While reading through the text for my Spiritual Formation class this week, one statement (quote actually) stood out to me. I mean, it really hit home.
“And now Lord, with your help I shall become myself.” – Kierkegaard
What a powerful statement! I mean at least to me. I consider myself a “recovering introvert.” Sounds crazy right?
Several years ago, our women’s group at church went through “Beyond the Masquerade” by Julianna Slattery.
It was an eye-opening experience for me. All my life I’d thought of myself as shy. (I am, don’t get me wrong.) But, my desire is to meet and befriend as many people as possible.
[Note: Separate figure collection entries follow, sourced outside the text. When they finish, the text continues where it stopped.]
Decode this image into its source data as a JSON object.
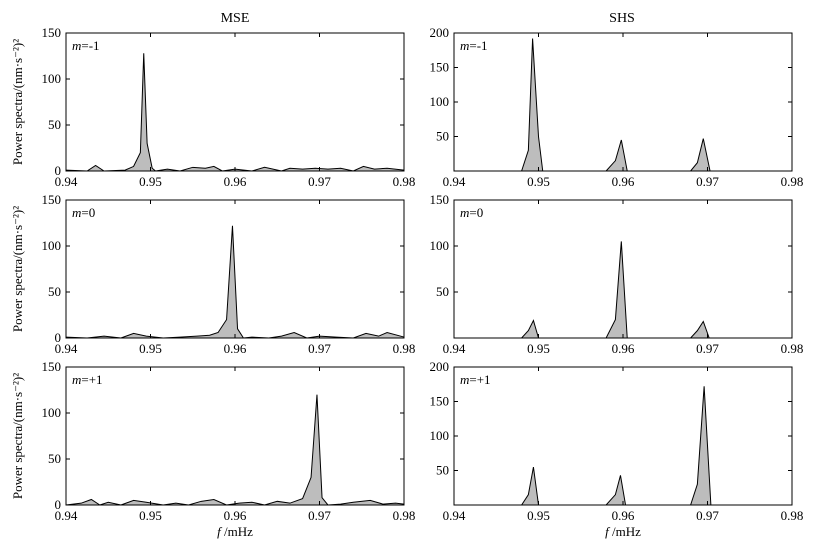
{
  "figure": {
    "column_titles": [
      "MSE",
      "SHS"
    ],
    "ylabel": "Power spectra/(nm·s⁻²)²",
    "xlabel": "f /mHz",
    "colors": {
      "fill": "#bdbdbd",
      "line": "#000000",
      "axes": "#000000"
    }
  },
  "chart_data": [
    {
      "type": "area",
      "panel": "MSE m=-1",
      "label_var": "m",
      "label_val": "=-1",
      "xlim": [
        0.94,
        0.98
      ],
      "ylim": [
        0,
        150
      ],
      "xticks": [
        "0.94",
        "0.95",
        "0.96",
        "0.97",
        "0.98"
      ],
      "yticks": [
        "0",
        "50",
        "100",
        "150"
      ],
      "x": [
        0.94,
        0.9425,
        0.9435,
        0.9445,
        0.947,
        0.948,
        0.9488,
        0.9492,
        0.9496,
        0.9502,
        0.9506,
        0.952,
        0.9535,
        0.955,
        0.9565,
        0.9575,
        0.9585,
        0.96,
        0.962,
        0.9635,
        0.9655,
        0.9665,
        0.968,
        0.9695,
        0.971,
        0.9725,
        0.974,
        0.9752,
        0.9765,
        0.978,
        0.98
      ],
      "y": [
        1,
        0,
        6,
        0,
        1,
        5,
        20,
        128,
        30,
        3,
        0,
        2,
        0,
        4,
        3,
        5,
        0,
        2,
        0,
        4,
        0,
        3,
        2,
        3,
        2,
        3,
        0,
        5,
        2,
        3,
        1
      ]
    },
    {
      "type": "area",
      "panel": "SHS m=-1",
      "label_var": "m",
      "label_val": "=-1",
      "xlim": [
        0.94,
        0.98
      ],
      "ylim": [
        0,
        200
      ],
      "xticks": [
        "0.94",
        "0.95",
        "0.96",
        "0.97",
        "0.98"
      ],
      "yticks": [
        "50",
        "100",
        "150",
        "200"
      ],
      "x": [
        0.94,
        0.948,
        0.9488,
        0.9493,
        0.95,
        0.9505,
        0.958,
        0.9591,
        0.9598,
        0.9605,
        0.968,
        0.9688,
        0.9695,
        0.9703,
        0.98
      ],
      "y": [
        0,
        0,
        30,
        192,
        50,
        0,
        0,
        15,
        45,
        0,
        0,
        12,
        47,
        0,
        0
      ]
    },
    {
      "type": "area",
      "panel": "MSE m=0",
      "label_var": "m",
      "label_val": "=0",
      "xlim": [
        0.94,
        0.98
      ],
      "ylim": [
        0,
        150
      ],
      "xticks": [
        "0.94",
        "0.95",
        "0.96",
        "0.97",
        "0.98"
      ],
      "yticks": [
        "0",
        "50",
        "100",
        "150"
      ],
      "x": [
        0.94,
        0.9425,
        0.9445,
        0.9465,
        0.948,
        0.9495,
        0.9515,
        0.9535,
        0.9555,
        0.957,
        0.958,
        0.959,
        0.9597,
        0.9603,
        0.961,
        0.962,
        0.964,
        0.9655,
        0.967,
        0.9685,
        0.97,
        0.972,
        0.974,
        0.9755,
        0.977,
        0.978,
        0.98
      ],
      "y": [
        1,
        0,
        2,
        0,
        5,
        2,
        0,
        1,
        2,
        3,
        6,
        20,
        122,
        10,
        0,
        1,
        0,
        2,
        6,
        0,
        2,
        1,
        0,
        5,
        2,
        6,
        1
      ]
    },
    {
      "type": "area",
      "panel": "SHS m=0",
      "label_var": "m",
      "label_val": "=0",
      "xlim": [
        0.94,
        0.98
      ],
      "ylim": [
        0,
        150
      ],
      "xticks": [
        "0.94",
        "0.95",
        "0.96",
        "0.97",
        "0.98"
      ],
      "yticks": [
        "50",
        "100",
        "150"
      ],
      "x": [
        0.94,
        0.948,
        0.9488,
        0.9494,
        0.95,
        0.958,
        0.9591,
        0.9598,
        0.9605,
        0.968,
        0.9688,
        0.9695,
        0.9702,
        0.98
      ],
      "y": [
        0,
        0,
        8,
        19,
        0,
        0,
        20,
        105,
        0,
        0,
        8,
        18,
        0,
        0
      ]
    },
    {
      "type": "area",
      "panel": "MSE m=+1",
      "label_var": "m",
      "label_val": "=+1",
      "xlim": [
        0.94,
        0.98
      ],
      "ylim": [
        0,
        150
      ],
      "xticks": [
        "0.94",
        "0.95",
        "0.96",
        "0.97",
        "0.98"
      ],
      "yticks": [
        "0",
        "50",
        "100",
        "150"
      ],
      "x": [
        0.94,
        0.9418,
        0.943,
        0.944,
        0.945,
        0.9465,
        0.948,
        0.9495,
        0.9515,
        0.953,
        0.9545,
        0.956,
        0.9575,
        0.959,
        0.9605,
        0.962,
        0.9635,
        0.965,
        0.9665,
        0.968,
        0.969,
        0.9697,
        0.9703,
        0.971,
        0.9725,
        0.974,
        0.976,
        0.9775,
        0.979,
        0.98
      ],
      "y": [
        0,
        2,
        6,
        0,
        3,
        0,
        5,
        3,
        0,
        2,
        0,
        4,
        6,
        0,
        2,
        3,
        0,
        4,
        2,
        7,
        30,
        120,
        8,
        0,
        1,
        3,
        5,
        1,
        2,
        1
      ]
    },
    {
      "type": "area",
      "panel": "SHS m=+1",
      "label_var": "m",
      "label_val": "=+1",
      "xlim": [
        0.94,
        0.98
      ],
      "ylim": [
        0,
        200
      ],
      "xticks": [
        "0.94",
        "0.95",
        "0.96",
        "0.97",
        "0.98"
      ],
      "yticks": [
        "50",
        "100",
        "150",
        "200"
      ],
      "x": [
        0.94,
        0.948,
        0.9488,
        0.9494,
        0.95,
        0.958,
        0.9591,
        0.9597,
        0.9603,
        0.968,
        0.9688,
        0.9696,
        0.9704,
        0.98
      ],
      "y": [
        0,
        0,
        15,
        55,
        0,
        0,
        15,
        43,
        0,
        0,
        30,
        172,
        0,
        0
      ]
    }
  ]
}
I love people! Now, there are other issues I’ve had to deal with that come with this, but right now, I’m only looking at the one. But I have had this unnatural anxiety about being the first person to speak. I would go to gatherings, church events, college events, etc and sit in a corner until someone would come speak to me first. Many times, I would go home and cry because I would be alone most of the time. Fully expecting the result to be different. I was deceived by Satan’s lies.
God gave me this desire, so I must be the one to act on it.
Through this study I realized that only God could help me overcome this fear…of rejection (the root of the issue). I was so afraid people wouldn’t like me, I didn’t want to try to get to know them. If they weren’t given the opportunity to judge me…if I didn’t speak first and say the wrong thing…then I couldn’t be rejected.
I’ve learned since then…with much help from my Father…that although some people will be judgemental, I can’t live in the corner alone. I will probably not completely overcome this, I still struggle at times, but I’m not afraid to speak anymore. I’m more aware of when I sit in the corner and start waiting, and am more likely to get up and mingle. I’m drawn to others I see “hiding” in the shadows that I never noticed before.
I feel more “myself” now than I ever have in my life! Only through the grace and love my Abba Father! All praise be unto Him!!